WASHINGTON — Before attending his first State of the Union address, Rep. Jefferson Van Drew, D-N.J., felt a sense of excitement and joy, but also feared the president might once again fan partisan flames by rehashing controversial issues.
“I hope that right now, he doesn’t talk about closing the government again. I hope he doesn’t talk right now about declaring a national emergency. I would so much rather see that we try to work together and get something done. That requires flexibility on Democrats side as well. Both sides have to do this,” said Van Drew.
Partisanship is the reason the approval rating for Congress is so low, but issues like border security, and infrastructure deserve cooperation between the two parties, said Van Drew.
“Rather than just argue and disagree and investigative and be hurtful on both sides, maybe we can actually get something get done.”
Although having been full-fledged members of Congress for a little over a month, the freshmen class of senators and representatives still retains a “sense of awe” about the State of the Union address, said Rep. Chris Pappas, D-N.H. Pappas said he hoped Trump would strike a conciliatory tone with Democrats, allowing lawmakers to avoid a second government shutdown.
Pappas brought a transgender military veteran from his home state to hear the president as a symbol of his hope that Trump’s transgender military service ban will be lifted.
“That doesn’t make us any safer and in fact plays politics with the military,” he said.
In addition to passing social justice reform, Pappas said he would like Trump to speak about the opioid crisis, prescription drug costs and infrastructure — and Trump did.
In Illinois Rep. Sean Casten’s dreams, Trump’s State of the Union address would make climate change a priority, but said his expectations were low. Trump did not in fact mention the environment.
“Truth is what I hope he doesn’t say is what I fear he will say,” Casten said, “which is that he’s going to threaten to shut down the government again if he doesn’t get a wall.”
Casten’s guest was Julie Caribeaux, the executive director of Family Shelter Service, which receives federal aid and provides support for victims of domestic abuse. He said domestic violence victims are some of the “primary victims” of Trump’s rhetoric.
Rep. Anthony Brindisi, D-NY, was hoping for a message of bipartisanship and unity, things that “the American people are calling for.” Trump did call on Congress to act together on many issues.
Brindisi’s top priorities this year are trying to find common ground with the Republicans on immigration reform, infrastructure and lowering prescription drug costs. On infrastructure, he said he specifically wanted to hear Trump’s ideas on investing in job training programs. Trump mentioned all the issues, but with little specificity except that he wants a border wall and enforcement to stop what he called “caravans of migrants” heading to the southern border.
“Those are things that I talked about during the campaign that many people back in upstate New York are calling for and those are things I hope he does say,” Brindisi said.

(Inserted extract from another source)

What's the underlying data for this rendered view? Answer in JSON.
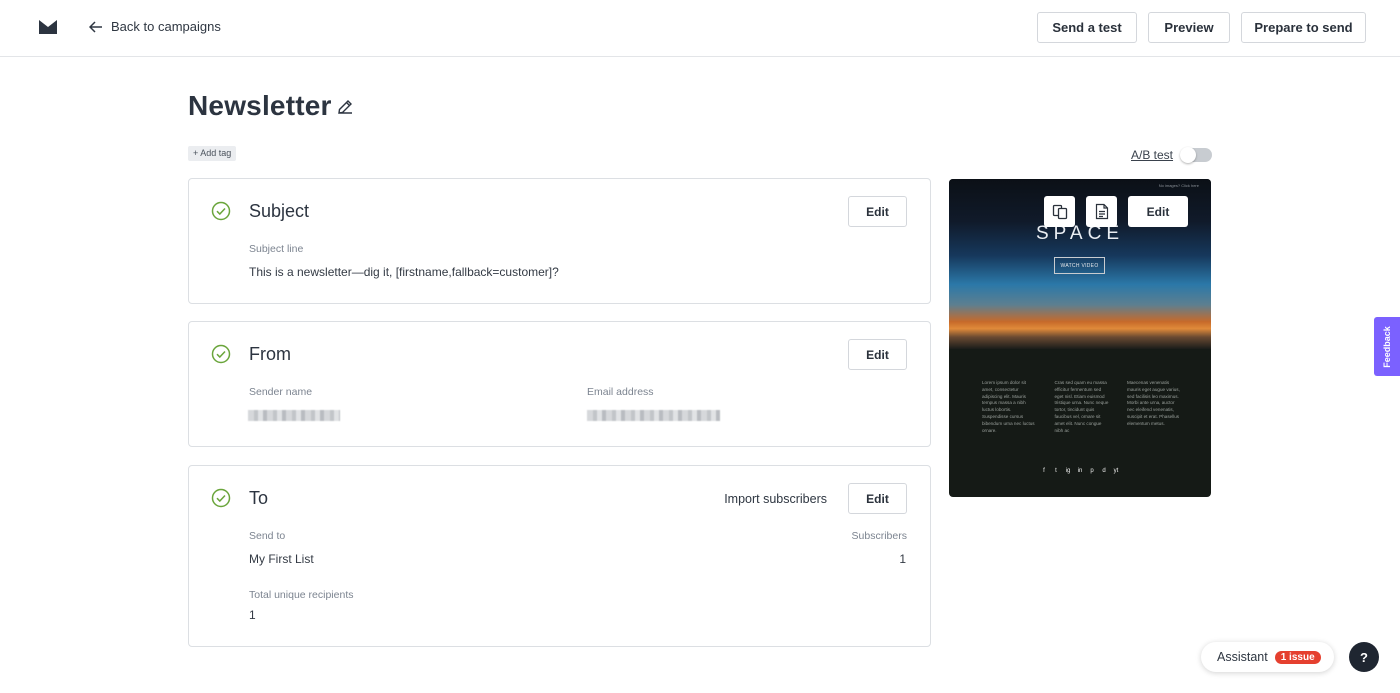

Rep. Susie Lee, D-Nev., said she gets excited every time she walks onto the House floor, and Tuesday was no exception. Although there were parts of the speech she did not agree with, namely Trump’s insistence on a border wall, Lee said she appreciated the call for bipartisanship.
Lowering prescription drug prices, investing in infrastructure and a comprehensive border control strategy — these are all components of his speech Lee said she could agree with.
“These are all ideas I can get behind and they work together to produce some results for American families,” she said.
Rep. Deb Haaland, D-N.M., said she was dismayed about Trump’s urgency regarding funding for a border wall.
“I wasn’t surprised. Let’s put it that way about the president’s speech. I mean, of course, we don’t want a wall,” said Halland. “He instilled fear and everybody about the danger, you know, the danger that’s coming across the border.”
Haaland hopes to focus on promoting awareness about climate change and wished the President would be more receptive to the diverse issues and people around the country.
Rep. Chuy Garcia, D-Ill., said he enjoyed his first State of the Union in a historical sense, but wanted President Trump to address issues he feels are important, including raising the minimum wage and healthcare.
He said while the president did mention lowering prescription drug costs, there was another area of healthcare that was not noted, such as the millions who do not have healthcare at all.
“He wrapped himself around a lot of patriotism and recognition of your courageous battles and victories and but in the end, I think he failed to address important things more,” Garcia said.